Friday, April 03, 2009

Almost the worst since 

The new unemployment figures included a downward revision in January figures. With that revision, we've now reached a point (see the Minneapolis Fed's information on recessions in perspective) where the current decline exceeds the decline of the 1981-82 recession. You would have to go back to the 1948 recession to find a percentage decline as large as this one; that recession bottoms out right about there, so next month I suspect we'll really be able to say this is the worst since the Great Depression, at least in terms of employment. In terms of output, not nearly so yet; productivity has gained enough to keep us away from the worst of those (again, use the MinnFed's page to see that.)

Most readers will want to lay this at the feet of the financial crisis, but Jim Hamilton has another potential explanation: Oil prices. I'm intrigued by that, but I don't see how a supply shock explains inflation behavior over the last year. I'll have to read his paper to see if there's an answer to that.
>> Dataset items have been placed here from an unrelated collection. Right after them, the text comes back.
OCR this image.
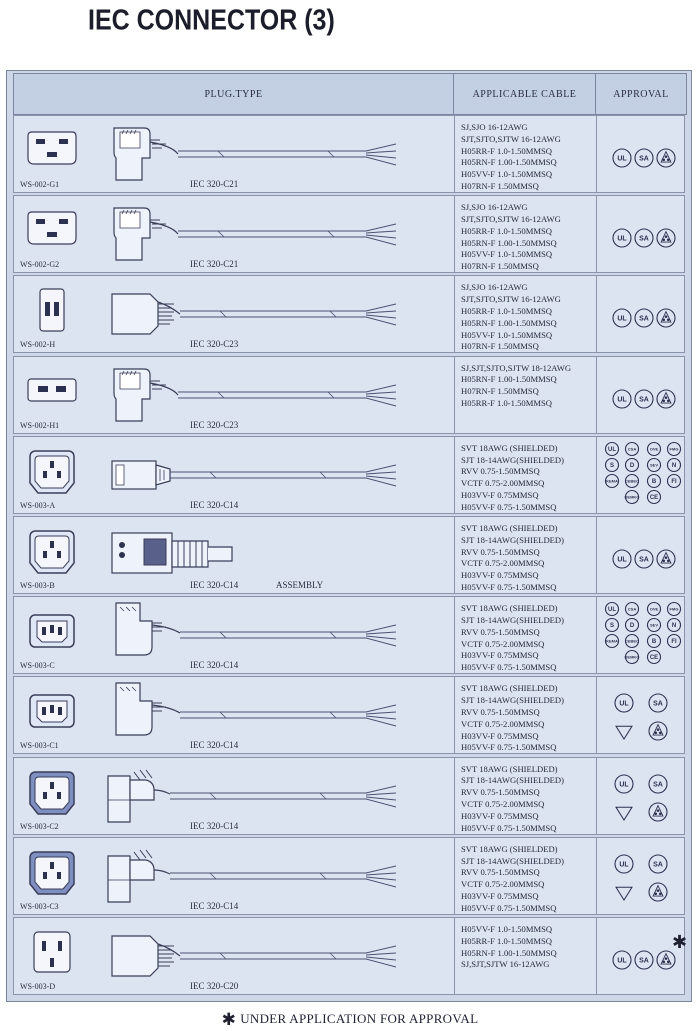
IEC CONNECTOR (3)
PLUG.TYPE	APPLICABLE CABLE	APPROVAL
WS-002-G1	IEC 320-C21
SJ,SJO 16-12AWG
SJT,SJTO,SJTW 16-12AWG
H05RR-F 1.0-1.50MMSQ
H05RN-F 1.00-1.50MMSQ
H05VV-F 1.0-1.50MMSQ
H07RN-F 1.50MMSQ
UL SA
WS-002-G2	IEC 320-C21
SJ,SJO 16-12AWG
SJT,SJTO,SJTW 16-12AWG
H05RR-F 1.0-1.50MMSQ
H05RN-F 1.00-1.50MMSQ
H05VV-F 1.0-1.50MMSQ
H07RN-F 1.50MMSQ
UL SA
WS-002-H	IEC 320-C23
SJ,SJO 16-12AWG
SJT,SJTO,SJTW 16-12AWG
H05RR-F 1.0-1.50MMSQ
H05RN-F 1.00-1.50MMSQ
H05VV-F 1.0-1.50MMSQ
H07RN-F 1.50MMSQ
UL SA
WS-002-H1	IEC 320-C23
SJ,SJT,SJTO,SJTW 18-12AWG
H05RN-F 1.00-1.50MMSQ
H07RN-F 1.50MMSQ
H05RR-F 1.0-1.50MMSQ	UL SA
WS-003-A	IEC 320-C14
SVT 18AWG (SHIELDED)
SJT 18-14AWG(SHIELDED)
RVV 0.75-1.50MMSQ
VCTF 0.75-2.00MMSQ
H03VV-F 0.75MMSQ
H05VV-F 0.75-1.50MMSQ
UL	CSA	OVE	FMG
S	D	SEV N
KEMA CEBEC B	FI
DEMKO CE
WS-003-B	IEC 320-C14	ASSEMBLY
SVT 18AWG (SHIELDED)
SJT 18-14AWG(SHIELDED)
RVV 0.75-1.50MMSQ
VCTF 0.75-2.00MMSQ
H03VV-F 0.75MMSQ
H05VV-F 0.75-1.50MMSQ
UL SA
WS-003-C	IEC 320-C14
SVT 18AWG (SHIELDED)
SJT 18-14AWG(SHIELDED)
RVV 0.75-1.50MMSQ
VCTF 0.75-2.00MMSQ
H03VV-F 0.75MMSQ
H05VV-F 0.75-1.50MMSQ
UL	CSA	OVE	FMG
S	D	SEV N
KEMA CEBEC B	FI
DEMKO CE
WS-003-C1	IEC 320-C14
SVT 18AWG (SHIELDED)
SJT 18-14AWG(SHIELDED)
RVV 0.75-1.50MMSQ
VCTF 0.75-2.00MMSQ
H03VV-F 0.75MMSQ
H05VV-F 0.75-1.50MMSQ
UL	SA
WS-003-C2	IEC 320-C14
SVT 18AWG (SHIELDED)
SJT 18-14AWG(SHIELDED)
RVV 0.75-1.50MMSQ
VCTF 0.75-2.00MMSQ
H03VV-F 0.75MMSQ
H05VV-F 0.75-1.50MMSQ
UL	SA
WS-003-C3	IEC 320-C14
SVT 18AWG (SHIELDED)
SJT 18-14AWG(SHIELDED)
RVV 0.75-1.50MMSQ
VCTF 0.75-2.00MMSQ
H03VV-F 0.75MMSQ
H05VV-F 0.75-1.50MMSQ
UL	SA
WS-003-D	IEC 320-C20
H05VV-F 1.0-1.50MMSQ
H05RR-F 1.0-1.50MMSQ
H05RN-F 1.00-1.50MMSQ
SJ,SJT,SJTW 16-12AWG	UL SA
✱
✱ UNDER APPLICATION FOR APPROVAL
Meanwhile Mark Perry notes the flip from earlier recessions in terms of gender: Male unemployment is 2% above female. I suspect that is due to the sectors in which employment is weakest -- manufacturing and construction lost 43% of total job loss while representing under 20% of the work force. I don't have data on share of construction and manufacturing employment that is male (I'm sure friends at BLS could find it for me) but I'd be shocked if it wasn't heavily male.